The armed policemen responded by murdering hundreds of protesters. Now a public holiday in South Africa, known as Youth Day, is also recognized as the International Day of the African Child worldwide. The day focuses on the barriers African children face to receive a quality education.
International Day of the African Child Timeline
2012 – Universal education
The United Nations urges universal public primary education for all children in Africa.
2002 – Oprah starts a school
Oprah Winfrey launches the Oprah Winfrey Leadership Academy for Girls, a boarding school in South Africa.

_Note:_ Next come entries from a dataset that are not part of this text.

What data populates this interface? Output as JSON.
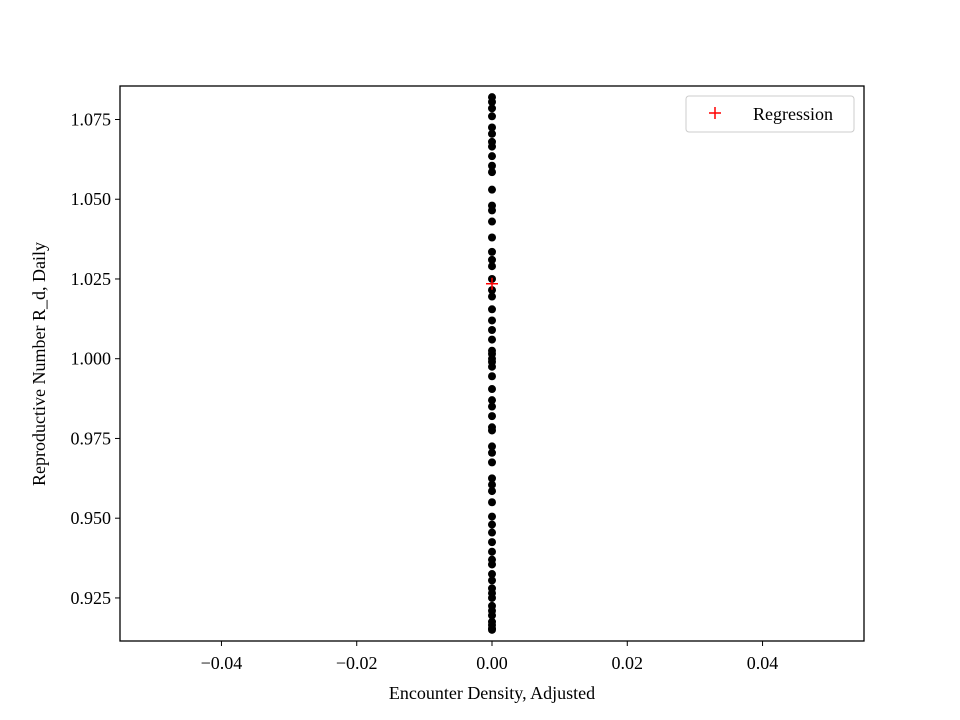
{
  "chart_data": {
    "type": "scatter",
    "title": "",
    "xlabel": "Encounter Density, Adjusted",
    "ylabel": "Reproductive Number R_d, Daily",
    "xlim": [
      -0.055,
      0.055
    ],
    "ylim": [
      0.9115,
      1.0855
    ],
    "xticks": [
      -0.04,
      -0.02,
      0.0,
      0.02,
      0.04
    ],
    "xtick_labels": [
      "−0.04",
      "−0.02",
      "0.00",
      "0.02",
      "0.04"
    ],
    "yticks": [
      0.925,
      0.95,
      0.975,
      1.0,
      1.025,
      1.05,
      1.075
    ],
    "ytick_labels": [
      "0.925",
      "0.950",
      "0.975",
      "1.000",
      "1.025",
      "1.050",
      "1.075"
    ],
    "grid": false,
    "legend_position": "upper right",
    "series": [
      {
        "name": "",
        "marker": "circle",
        "color": "#000000",
        "x": [
          0,
          0,
          0,
          0,
          0,
          0,
          0,
          0,
          0,
          0,
          0,
          0,
          0,
          0,
          0,
          0,
          0,
          0,
          0,
          0,
          0,
          0,
          0,
          0,
          0,
          0,
          0,
          0,
          0,
          0,
          0,
          0,
          0,
          0,
          0,
          0,
          0,
          0,
          0,
          0,
          0,
          0,
          0,
          0,
          0,
          0,
          0,
          0,
          0,
          0,
          0,
          0,
          0,
          0,
          0,
          0,
          0,
          0,
          0,
          0,
          0,
          0,
          0,
          0
        ],
        "y": [
          1.082,
          1.0805,
          1.0785,
          1.076,
          1.0725,
          1.0705,
          1.068,
          1.0665,
          1.0635,
          1.0605,
          1.0585,
          1.053,
          1.048,
          1.0465,
          1.043,
          1.038,
          1.0335,
          1.031,
          1.029,
          1.025,
          1.0215,
          1.0195,
          1.0155,
          1.012,
          1.009,
          1.006,
          1.0025,
          1.0015,
          1.0,
          0.999,
          0.9975,
          0.9945,
          0.9905,
          0.987,
          0.985,
          0.982,
          0.9785,
          0.9775,
          0.9725,
          0.9705,
          0.9675,
          0.9625,
          0.9605,
          0.9585,
          0.955,
          0.9505,
          0.948,
          0.9455,
          0.9425,
          0.9395,
          0.937,
          0.9355,
          0.9325,
          0.9305,
          0.928,
          0.9265,
          0.925,
          0.9225,
          0.921,
          0.9195,
          0.9175,
          0.9165,
          0.9155,
          0.915
        ]
      },
      {
        "name": "Regression",
        "marker": "plus",
        "color": "#ff0000",
        "x": [
          0.0
        ],
        "y": [
          1.0235
        ]
      }
    ]
  }
}
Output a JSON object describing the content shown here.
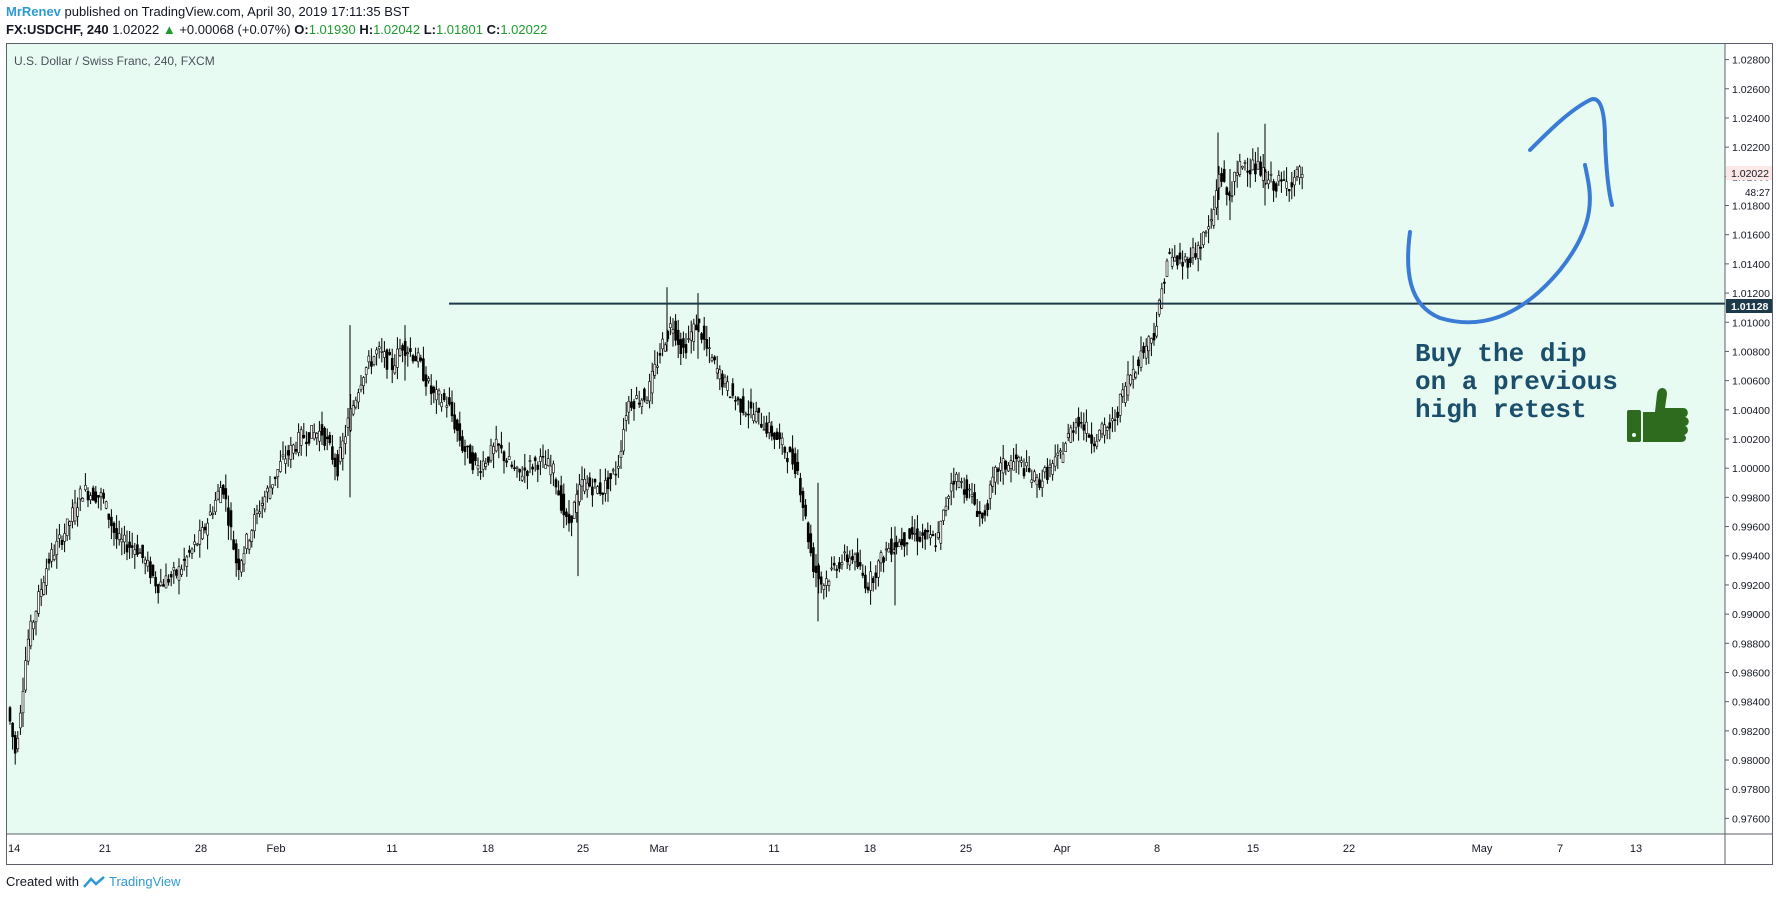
{
  "header": {
    "user": "MrRenev",
    "published": "published on TradingView.com, April 30, 2019 17:11:35 BST",
    "symbol": "FX:USDCHF, 240",
    "last": "1.02022",
    "change": "+0.00068 (+0.07%)",
    "o_label": "O:",
    "o_value": "1.01930",
    "h_label": "H:",
    "h_value": "1.02042",
    "l_label": "L:",
    "l_value": "1.01801",
    "c_label": "C:",
    "c_value": "1.02022"
  },
  "pane_title": "U.S. Dollar / Swiss Franc, 240, FXCM",
  "note": "Buy the dip\non a previous\nhigh retest",
  "footer": {
    "created_with": "Created with",
    "brand": "TradingView"
  },
  "colors": {
    "background": "#e8fbf2",
    "candle": "#000000",
    "support_line": "#1c3a4a",
    "drawing": "#3a7bd5",
    "up": "#1b9d2e",
    "brand": "#2d9bd2",
    "thumb": "#2e6b1e"
  },
  "chart_data": {
    "type": "candlestick",
    "title": "U.S. Dollar / Swiss Franc, 240, FXCM",
    "ylim": [
      0.975,
      1.029
    ],
    "y_ticks": [
      "1.02800",
      "1.02600",
      "1.02400",
      "1.02200",
      "1.02000",
      "1.01800",
      "1.01600",
      "1.01400",
      "1.01200",
      "1.01000",
      "1.00800",
      "1.00600",
      "1.00400",
      "1.00200",
      "1.00000",
      "0.99800",
      "0.99600",
      "0.99400",
      "0.99200",
      "0.99000",
      "0.98800",
      "0.98600",
      "0.98400",
      "0.98200",
      "0.98000",
      "0.97800",
      "0.97600"
    ],
    "x_ticks": [
      "14",
      "21",
      "28",
      "Feb",
      "11",
      "18",
      "25",
      "Mar",
      "11",
      "18",
      "25",
      "Apr",
      "8",
      "15",
      "22",
      "May",
      "7",
      "13"
    ],
    "current_price_label": "1.02022",
    "countdown_label": "48:27",
    "support_level": 1.01128,
    "support_label": "1.01128",
    "price_path": [
      [
        0,
        0.9836
      ],
      [
        8,
        0.9805
      ],
      [
        20,
        0.988
      ],
      [
        40,
        0.9935
      ],
      [
        60,
        0.996
      ],
      [
        75,
        0.9985
      ],
      [
        95,
        0.998
      ],
      [
        110,
        0.995
      ],
      [
        130,
        0.9945
      ],
      [
        150,
        0.992
      ],
      [
        170,
        0.9928
      ],
      [
        195,
        0.9955
      ],
      [
        215,
        0.999
      ],
      [
        230,
        0.9932
      ],
      [
        250,
        0.997
      ],
      [
        275,
        1.0005
      ],
      [
        295,
        1.0022
      ],
      [
        315,
        1.0025
      ],
      [
        330,
        1.0
      ],
      [
        340,
        1.003
      ],
      [
        355,
        1.0065
      ],
      [
        370,
        1.008
      ],
      [
        385,
        1.007
      ],
      [
        395,
        1.0085
      ],
      [
        410,
        1.0075
      ],
      [
        425,
        1.005
      ],
      [
        440,
        1.0045
      ],
      [
        455,
        1.0015
      ],
      [
        470,
        1.0
      ],
      [
        490,
        1.0015
      ],
      [
        510,
        0.9995
      ],
      [
        530,
        1.0005
      ],
      [
        545,
        1.0
      ],
      [
        560,
        0.996
      ],
      [
        575,
        0.999
      ],
      [
        595,
        0.9985
      ],
      [
        610,
        1.0
      ],
      [
        620,
        1.0045
      ],
      [
        640,
        1.005
      ],
      [
        655,
        1.0085
      ],
      [
        665,
        1.01
      ],
      [
        675,
        1.008
      ],
      [
        690,
        1.01
      ],
      [
        700,
        1.008
      ],
      [
        715,
        1.006
      ],
      [
        730,
        1.0045
      ],
      [
        750,
        1.0035
      ],
      [
        770,
        1.002
      ],
      [
        790,
        1.0
      ],
      [
        805,
        0.9935
      ],
      [
        815,
        0.992
      ],
      [
        830,
        0.9935
      ],
      [
        845,
        0.994
      ],
      [
        860,
        0.992
      ],
      [
        880,
        0.9945
      ],
      [
        905,
        0.9955
      ],
      [
        930,
        0.995
      ],
      [
        945,
        0.9995
      ],
      [
        960,
        0.9985
      ],
      [
        975,
        0.9965
      ],
      [
        990,
        1.0
      ],
      [
        1010,
        1.0005
      ],
      [
        1030,
        0.999
      ],
      [
        1050,
        1.0005
      ],
      [
        1070,
        1.0035
      ],
      [
        1085,
        1.002
      ],
      [
        1105,
        1.003
      ],
      [
        1120,
        1.006
      ],
      [
        1135,
        1.008
      ],
      [
        1148,
        1.0095
      ],
      [
        1160,
        1.0145
      ],
      [
        1175,
        1.014
      ],
      [
        1190,
        1.015
      ],
      [
        1205,
        1.017
      ],
      [
        1212,
        1.0205
      ],
      [
        1220,
        1.0185
      ],
      [
        1235,
        1.021
      ],
      [
        1250,
        1.0205
      ],
      [
        1265,
        1.0195
      ],
      [
        1280,
        1.0195
      ],
      [
        1293,
        1.0202
      ]
    ],
    "spikes": [
      [
        340,
        1.0098,
        0.998
      ],
      [
        395,
        1.0098,
        1.006
      ],
      [
        568,
        0.9985,
        0.9926
      ],
      [
        657,
        1.0124,
        1.008
      ],
      [
        688,
        1.012,
        1.0075
      ],
      [
        808,
        0.999,
        0.9895
      ],
      [
        885,
        0.996,
        0.9906
      ],
      [
        1208,
        1.023,
        1.017
      ],
      [
        1255,
        1.0236,
        1.018
      ],
      [
        1220,
        1.0205,
        1.017
      ]
    ]
  }
}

1993 – Introduction of standards
The Southern and Eastern African Consortium for Educational Quality Monitoring was founded to develop standards for quality education on the continent.
HOW TO OBSERVE THE INTERNATIONAL DAY OF THE AFRICAN CHILD
Make a donation
There are many charities that support children’s education in Africa. The K.I.N.D. The project, launched by UNICEF and NBC News’ Lawrence O’Donnell, buys children’s desks and benches in Malawi. Consider writing a check.
Volunteer at a local school
You do not have to live in Africa to observe the International Day of the African Child. See volunteer opportunities at your local schools or daycare centers. Spend some quality time with some kids.
Learn more about the problems.
We are all part of the human race. The more we learn and understand each other, the more we can work towards a harmonious planet. Take a little time to learn more about the African continent, its history, and the challenges your children face.
5 WAYS TO SUPPORT EDUCATION IN AFRICA
Kids in Need of Desks offers desks and benches to children in Malawi.
Helping girls in Kenya
The Maasai Girls Education Fund works to improve the literacy, health and economic well-being of Masai women in Kenya.
Opportunities in Ethiopia
The Fregenet Foundation supports educational opportunities for needy children in Ethiopia.
Books for Africa is the world’s largest transporter of books to Africa.
Helping children with AIDS
Africa Classroom Connection builds and improves schools in South Africa and Malawi, many of which serve children affected by the AIDS virus.